Small-Business Optimism Comes Crashing Down
Business owners’ positivity in July might have been a blip. In August, they felt worse about profits than they have in more than a decade.
BY SARAH LYNCH, STAFF REPORTER @SARAHDLYNCH
![GettyImages-1338046696](https://img-cdn.inc.com/image/upload/f_webp,c_fit,w_1920,q_auto/images/panoramic/GettyImages-1338046696_544768_axs2yn.jpg)
Photo: Getty Images
In July, it seemed small-business owners had finally begun to see some brighter horizons. But that was short-lived.
The Small Business Optimism Index from the National Federation of Independent Business fell to 91.2 in August after reaching 93.7 in July, which had been the highest reading since February 2022. And while expectations about future business conditions are still much more positive than they had been earlier this year, and even last year, they worsened by six points in this report, tempering some of the July report’s good news.

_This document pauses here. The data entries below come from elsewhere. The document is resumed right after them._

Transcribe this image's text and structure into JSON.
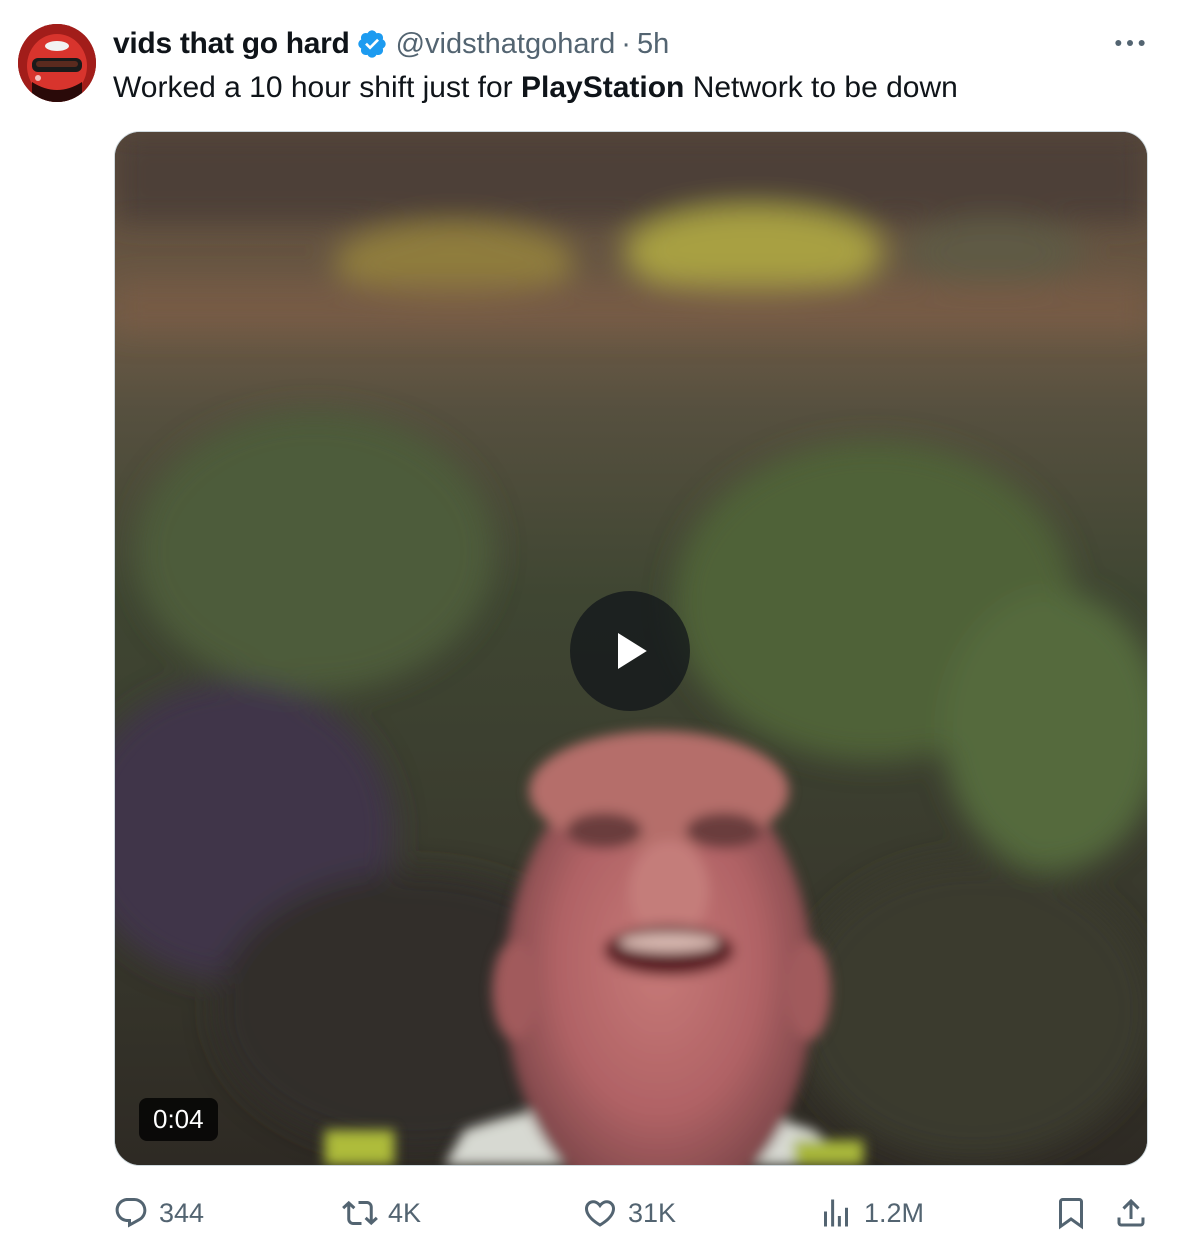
{
  "author": {
    "display_name": "vids that go hard",
    "handle": "@vidsthatgohard",
    "separator": "·",
    "time": "5h",
    "verified": true,
    "avatar_icon": "racing-helmet-avatar"
  },
  "tweet": {
    "text_before": "Worked a 10 hour shift just for ",
    "text_bold": "PlayStation",
    "text_after": " Network to be down"
  },
  "media": {
    "type": "video",
    "duration": "0:04",
    "play_icon": "play-icon"
  },
  "actions": {
    "replies": "344",
    "retweets": "4K",
    "likes": "31K",
    "views": "1.2M"
  },
  "colors": {
    "verified_blue": "#1d9bf0",
    "secondary_text": "#536471",
    "primary_text": "#0f1419"
  }
}
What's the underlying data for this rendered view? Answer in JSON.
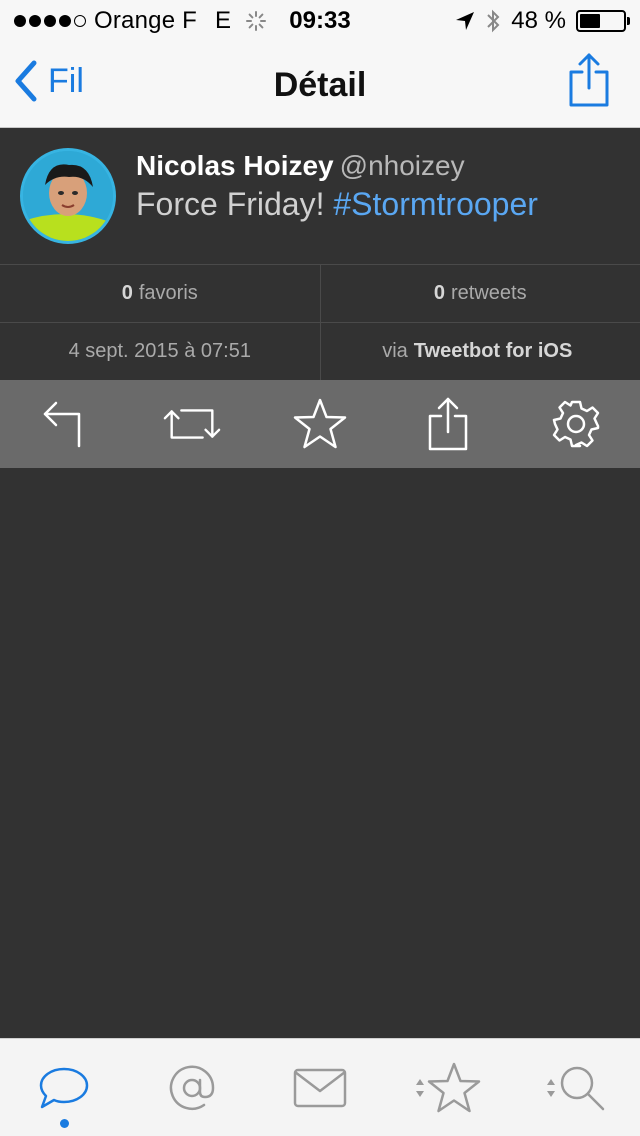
{
  "status_bar": {
    "carrier": "Orange F",
    "network": "E",
    "time": "09:33",
    "battery": "48 %",
    "battery_level": 0.48
  },
  "nav": {
    "back_label": "Fil",
    "title": "Détail"
  },
  "tweet": {
    "name": "Nicolas Hoizey",
    "handle": "@nhoizey",
    "text": "Force Friday! ",
    "hashtag": "#Stormtrooper"
  },
  "stats": {
    "favorites_count": "0",
    "favorites_label": "favoris",
    "retweets_count": "0",
    "retweets_label": "retweets",
    "date": "4 sept. 2015 à 07:51",
    "via_prefix": "via",
    "client": "Tweetbot for iOS"
  },
  "actions": [
    "reply-icon",
    "retweet-icon",
    "star-icon",
    "share-icon",
    "gear-icon"
  ],
  "tabs": [
    "timeline-icon",
    "mentions-icon",
    "messages-icon",
    "favorites-icon",
    "search-icon"
  ],
  "colors": {
    "accent": "#1a7be0",
    "hashtag": "#5aa7f2",
    "background": "#323232",
    "toolbar": "#6a6a6a"
  }
}
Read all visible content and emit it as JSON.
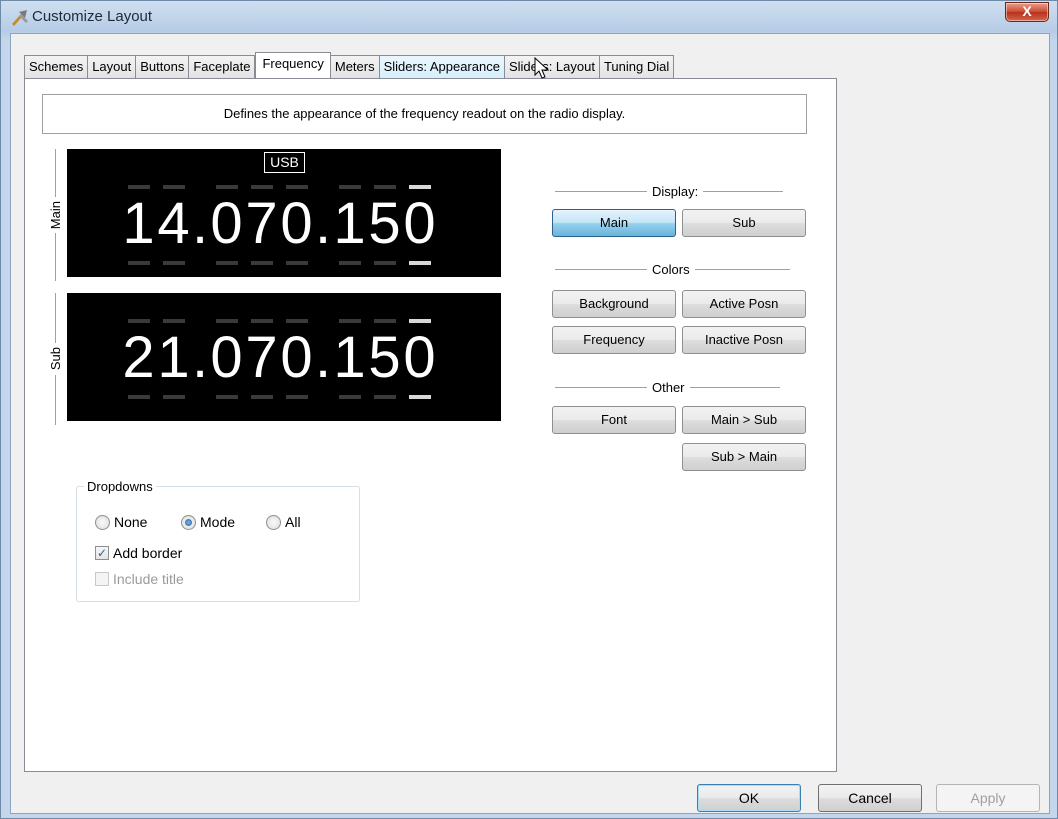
{
  "window": {
    "title": "Customize Layout",
    "close_glyph": "X"
  },
  "tabs": [
    {
      "label": "Schemes"
    },
    {
      "label": "Layout"
    },
    {
      "label": "Buttons"
    },
    {
      "label": "Faceplate"
    },
    {
      "label": "Frequency",
      "active": true
    },
    {
      "label": "Meters"
    },
    {
      "label": "Sliders: Appearance",
      "hover": true
    },
    {
      "label": "Sliders: Layout"
    },
    {
      "label": "Tuning Dial"
    }
  ],
  "panel": {
    "description": "Defines the appearance of the frequency readout on the radio display.",
    "main_display": {
      "side_label": "Main",
      "mode": "USB",
      "frequency": "14.070.150"
    },
    "sub_display": {
      "side_label": "Sub",
      "frequency": "21.070.150"
    },
    "display_group": {
      "title": "Display:",
      "main_button": "Main",
      "sub_button": "Sub"
    },
    "colors_group": {
      "title": "Colors",
      "background_button": "Background",
      "active_posn_button": "Active Posn",
      "frequency_button": "Frequency",
      "inactive_posn_button": "Inactive Posn"
    },
    "other_group": {
      "title": "Other",
      "font_button": "Font",
      "main_to_sub_button": "Main > Sub",
      "sub_to_main_button": "Sub > Main"
    },
    "dropdowns": {
      "title": "Dropdowns",
      "none_label": "None",
      "mode_label": "Mode",
      "all_label": "All",
      "selected": "Mode",
      "add_border_label": "Add border",
      "add_border_checked": true,
      "include_title_label": "Include title",
      "include_title_enabled": false
    }
  },
  "footer": {
    "ok": "OK",
    "cancel": "Cancel",
    "apply": "Apply"
  },
  "colors": {
    "display_bg": "#000000",
    "accent": "#68b3db"
  }
}
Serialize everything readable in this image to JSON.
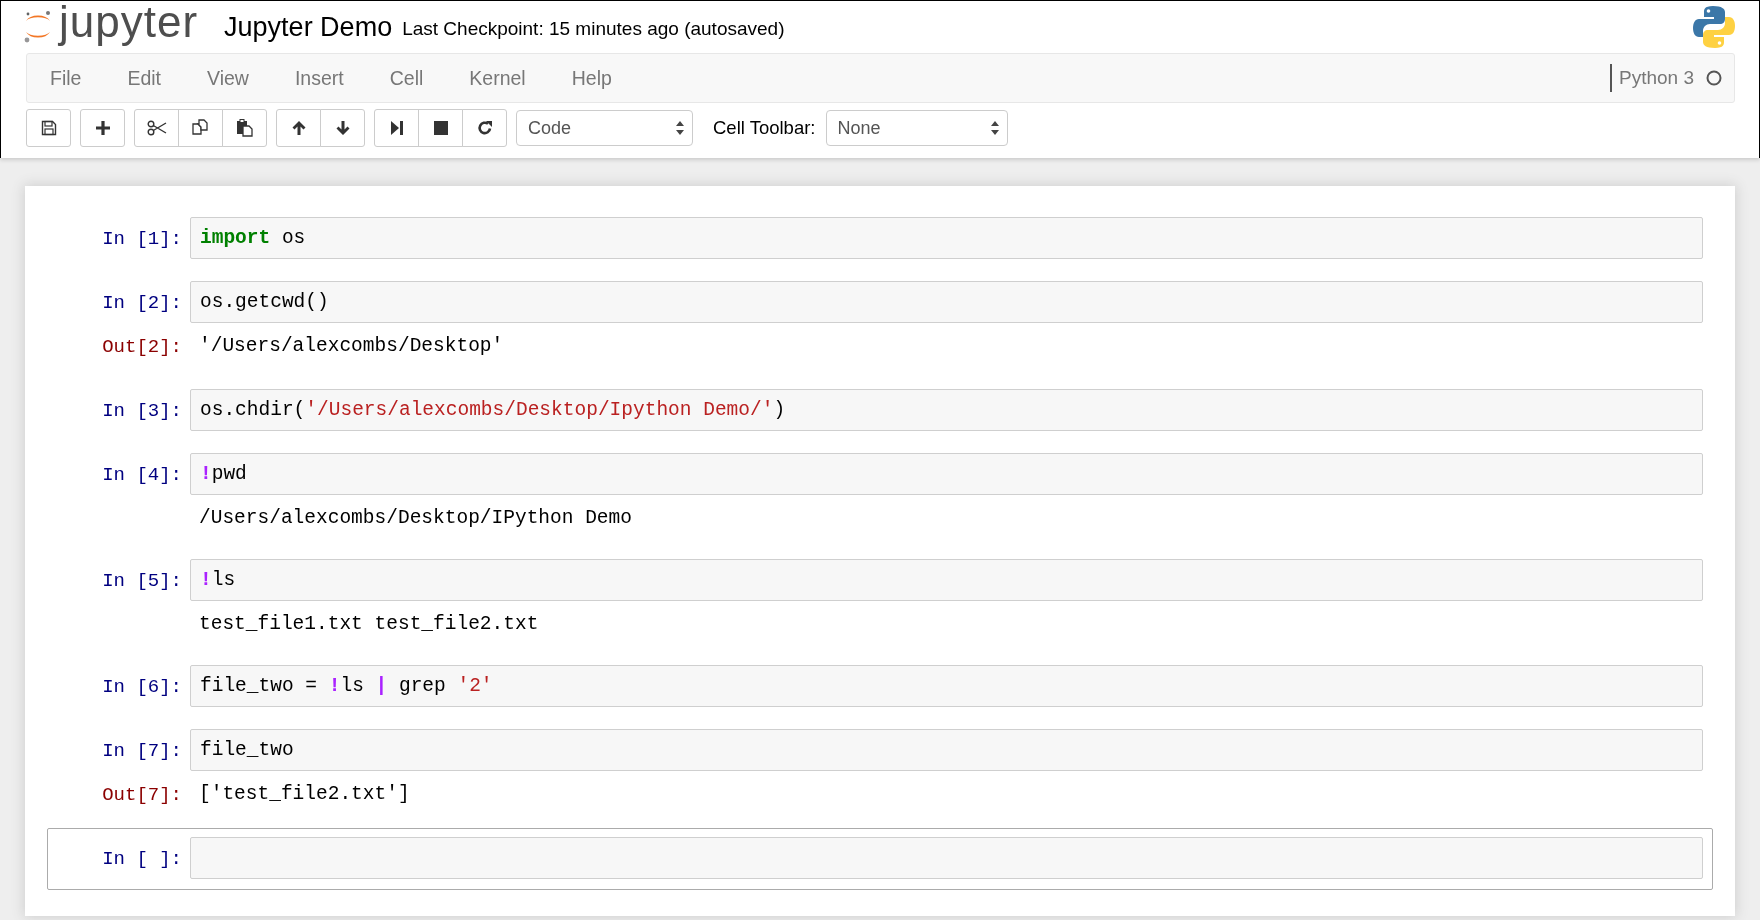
{
  "header": {
    "logo_text": "jupyter",
    "notebook_name": "Jupyter Demo",
    "checkpoint": "Last Checkpoint: 15 minutes ago (autosaved)"
  },
  "menu": [
    "File",
    "Edit",
    "View",
    "Insert",
    "Cell",
    "Kernel",
    "Help"
  ],
  "kernel": {
    "name": "Python 3",
    "busy": false
  },
  "toolbar": {
    "cell_type": "Code",
    "cell_toolbar_label": "Cell Toolbar:",
    "cell_toolbar_value": "None"
  },
  "cells": [
    {
      "prompt": "In [1]:",
      "selected": false,
      "code": [
        {
          "kind": "keyword",
          "text": "import"
        },
        {
          "kind": "plain",
          "text": " os"
        }
      ]
    },
    {
      "prompt": "In [2]:",
      "selected": false,
      "code": [
        {
          "kind": "plain",
          "text": "os.getcwd()"
        }
      ],
      "output": {
        "prompt": "Out[2]:",
        "text": "'/Users/alexcombs/Desktop'"
      }
    },
    {
      "prompt": "In [3]:",
      "selected": false,
      "code": [
        {
          "kind": "plain",
          "text": "os.chdir("
        },
        {
          "kind": "string",
          "text": "'/Users/alexcombs/Desktop/Ipython Demo/'"
        },
        {
          "kind": "plain",
          "text": ")"
        }
      ]
    },
    {
      "prompt": "In [4]:",
      "selected": false,
      "code": [
        {
          "kind": "magic",
          "text": "!"
        },
        {
          "kind": "plain",
          "text": "pwd"
        }
      ],
      "output": {
        "text": "/Users/alexcombs/Desktop/IPython Demo"
      }
    },
    {
      "prompt": "In [5]:",
      "selected": false,
      "code": [
        {
          "kind": "magic",
          "text": "!"
        },
        {
          "kind": "plain",
          "text": "ls"
        }
      ],
      "output": {
        "text": "test_file1.txt test_file2.txt"
      }
    },
    {
      "prompt": "In [6]:",
      "selected": false,
      "code": [
        {
          "kind": "plain",
          "text": "file_two = "
        },
        {
          "kind": "magic",
          "text": "!"
        },
        {
          "kind": "plain",
          "text": "ls "
        },
        {
          "kind": "magic",
          "text": "|"
        },
        {
          "kind": "plain",
          "text": " grep "
        },
        {
          "kind": "string",
          "text": "'2'"
        }
      ]
    },
    {
      "prompt": "In [7]:",
      "selected": false,
      "code": [
        {
          "kind": "plain",
          "text": "file_two"
        }
      ],
      "output": {
        "prompt": "Out[7]:",
        "text": "['test_file2.txt']"
      }
    },
    {
      "prompt": "In [ ]:",
      "selected": true
    }
  ]
}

Meanwhile, “uncertainty among small business owners continues to rise,” said Bill Dunkelberg, NFIB chief economist, in a press release. Indeed, the Uncertainty Index — which takes the sum of “don’t know” and “uncertain” responses on six questions — reached the highest level since October 2020, marking a 10-point increase since June.
Why the about-face in optimism? The top contributor — even more than the negative business outlook — was sales expectations, which fell nine points from last month to a net negative 18 percent.
Business owners are already feeling the sales pain, too. The “frequency of reports of positive profit trends” reached the lowest point since March 2010, according to the report, and dropped seven points from July to a net negative 37 percent. Thirty-one percent of those owners facing lower profits pointed to “weaker sales” as the reason.
Other owners, meanwhile, blamed rising material costs — perhaps unsurprisingly, considering that inflation was still the top problem for business owners in August.
And yet, inflation has been cooling, and business owners aren’t hiking pay like they used to, according to this report. A net 33 percent reported raising compensation in the last three months in August, which was “unchanged from July” and still “the lowest reading since April 2021.”
There’s also been some signs of relief in hiring. While the percentage of owners with positions they weren’t able to fill did tick up two points in August — from 38 to 40 percent — it’s clear that the problem has eased compared to prior years (that measure climbed as high as 51 percent in both 2021 and 2022).
And yet, the report’s summary points to the upcoming U.S. election, a woobly stock market, and other potential threats that could lead to even more uncertainty, warning that we can “expect more volatility in everything in the coming months.”